Some symbols in stone are older:
egg, inner eye, sun, moon and seed.
Therre are feet which bless and are blessed;
pots from which grace is lost or flows,
Ironwork screens show people enslaved and freed,
the mighty set down and the poor lifted up,
dancers to the Lord, leap, sing and rejoice,
and an alive Christ reaches out to all.

Artistically out of keeping,
analytically up-to-date
a polystrene collage reflects our world.
Oppression, human rights, and the World Bank
Surround the direct question: "Will you
be the fire of Jesus for today ?"

Here in the cool of the dawn,
I prayed with the four Sisters.
They blended silence, song, words and the Wordd,
Took consecrated wafers and shared.
But knowing it was not my custom,
Blessed me instead with a fresh blossom
Symbol of an earth that is alive
And the call to grow into fulfilment.

And the prayer that now grows in me
Is that the space in these spaces
May free spirits and the Spirit
Blending image and reality,
Making for wholeness, bringing hope.

Recently I returned to Maithri Ashram with my wife, and two old friends John and Elizabeth Staley, who for fifteen years had lived and worked in Bangalore on development issues. They had also met Sr. Celestine in Birmingham, where she had stayed at the Woodbrook college as a Mary Cadbury fellow, sharing with others her experience of working with marginalized groups in the vicinity of the Kolar gold fields. We remembered now the various common friends that had brought us together in the early eighties. Many of the ideas that we had shared more than thirty years ago, were important for our efforts to create an Art Ashram in 1983. Caroline Mackenzie, who first came to India in the mid seventies, when she stayed with us in Silvepura for six years, had also been very much involved in the process that led to the idea of an ‘art ashram’ where the Sadhana is the practice of the creative imagination, along with a concern for the human community and our planet earth.
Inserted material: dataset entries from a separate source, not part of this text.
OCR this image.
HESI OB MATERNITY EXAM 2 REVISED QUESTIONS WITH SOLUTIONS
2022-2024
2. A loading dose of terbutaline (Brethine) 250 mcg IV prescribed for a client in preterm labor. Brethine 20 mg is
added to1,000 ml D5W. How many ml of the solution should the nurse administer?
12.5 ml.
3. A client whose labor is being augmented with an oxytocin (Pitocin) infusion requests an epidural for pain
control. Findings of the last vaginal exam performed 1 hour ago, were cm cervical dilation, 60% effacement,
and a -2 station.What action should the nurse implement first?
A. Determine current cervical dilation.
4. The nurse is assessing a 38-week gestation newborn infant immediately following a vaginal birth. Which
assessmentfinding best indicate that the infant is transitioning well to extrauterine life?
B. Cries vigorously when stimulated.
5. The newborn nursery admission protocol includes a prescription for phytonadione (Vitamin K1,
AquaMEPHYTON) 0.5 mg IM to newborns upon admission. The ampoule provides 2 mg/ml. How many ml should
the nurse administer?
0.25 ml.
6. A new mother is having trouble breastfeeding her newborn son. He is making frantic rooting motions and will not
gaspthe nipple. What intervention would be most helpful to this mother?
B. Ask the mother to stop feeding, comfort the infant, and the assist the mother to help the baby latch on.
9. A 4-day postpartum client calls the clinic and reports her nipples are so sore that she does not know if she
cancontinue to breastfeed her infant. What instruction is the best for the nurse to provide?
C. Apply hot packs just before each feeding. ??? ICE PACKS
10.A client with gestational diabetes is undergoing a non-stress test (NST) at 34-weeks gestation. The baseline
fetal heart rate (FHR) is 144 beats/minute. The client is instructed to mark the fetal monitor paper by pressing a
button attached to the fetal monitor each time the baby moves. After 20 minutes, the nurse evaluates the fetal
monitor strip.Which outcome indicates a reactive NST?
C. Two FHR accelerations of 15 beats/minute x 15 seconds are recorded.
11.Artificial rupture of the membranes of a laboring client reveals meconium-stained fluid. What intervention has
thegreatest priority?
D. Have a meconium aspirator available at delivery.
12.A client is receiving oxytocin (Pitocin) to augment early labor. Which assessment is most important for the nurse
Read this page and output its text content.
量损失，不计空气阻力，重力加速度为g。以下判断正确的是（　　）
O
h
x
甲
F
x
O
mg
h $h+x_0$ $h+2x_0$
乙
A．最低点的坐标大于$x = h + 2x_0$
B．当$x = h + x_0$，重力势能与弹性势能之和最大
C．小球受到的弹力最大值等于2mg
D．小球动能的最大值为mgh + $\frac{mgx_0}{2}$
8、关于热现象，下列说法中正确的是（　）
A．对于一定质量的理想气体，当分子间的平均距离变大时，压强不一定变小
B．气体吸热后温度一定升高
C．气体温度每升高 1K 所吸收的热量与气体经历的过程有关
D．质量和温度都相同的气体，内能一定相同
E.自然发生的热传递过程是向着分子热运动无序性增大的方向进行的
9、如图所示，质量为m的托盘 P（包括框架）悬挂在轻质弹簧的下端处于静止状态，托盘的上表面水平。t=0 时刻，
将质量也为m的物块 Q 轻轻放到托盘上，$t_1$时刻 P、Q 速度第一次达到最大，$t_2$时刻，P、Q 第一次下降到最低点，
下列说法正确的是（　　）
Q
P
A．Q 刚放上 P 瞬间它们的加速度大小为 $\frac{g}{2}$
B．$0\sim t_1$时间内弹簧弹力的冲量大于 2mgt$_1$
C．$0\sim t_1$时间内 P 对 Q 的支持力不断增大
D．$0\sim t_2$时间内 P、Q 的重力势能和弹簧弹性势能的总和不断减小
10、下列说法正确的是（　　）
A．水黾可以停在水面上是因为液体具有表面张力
Jane and I were also remembering our own insertion into Ashram life, and ideals, when Dom Bede married us in a small open chapel at Shantivanam, which had been designed by the Abbe Monchanin and Swami Abhishiktananda, sixty years ago. This chapel was dedicated to the Holy Trinity as Sat Chit Ananda.
When I was asked to help in the design of this Maithri Sagar Ashram, I very much wanted to develop on ideas that I had first learnt about during the time that I spent with Dom Bede Griffiths. I wanted the Ashram meditation space to symbolize the profound mystery within the Divine which is both a Unity and a Diversity, in the ever dynamic movements that flow in the Holy space of the Trinity.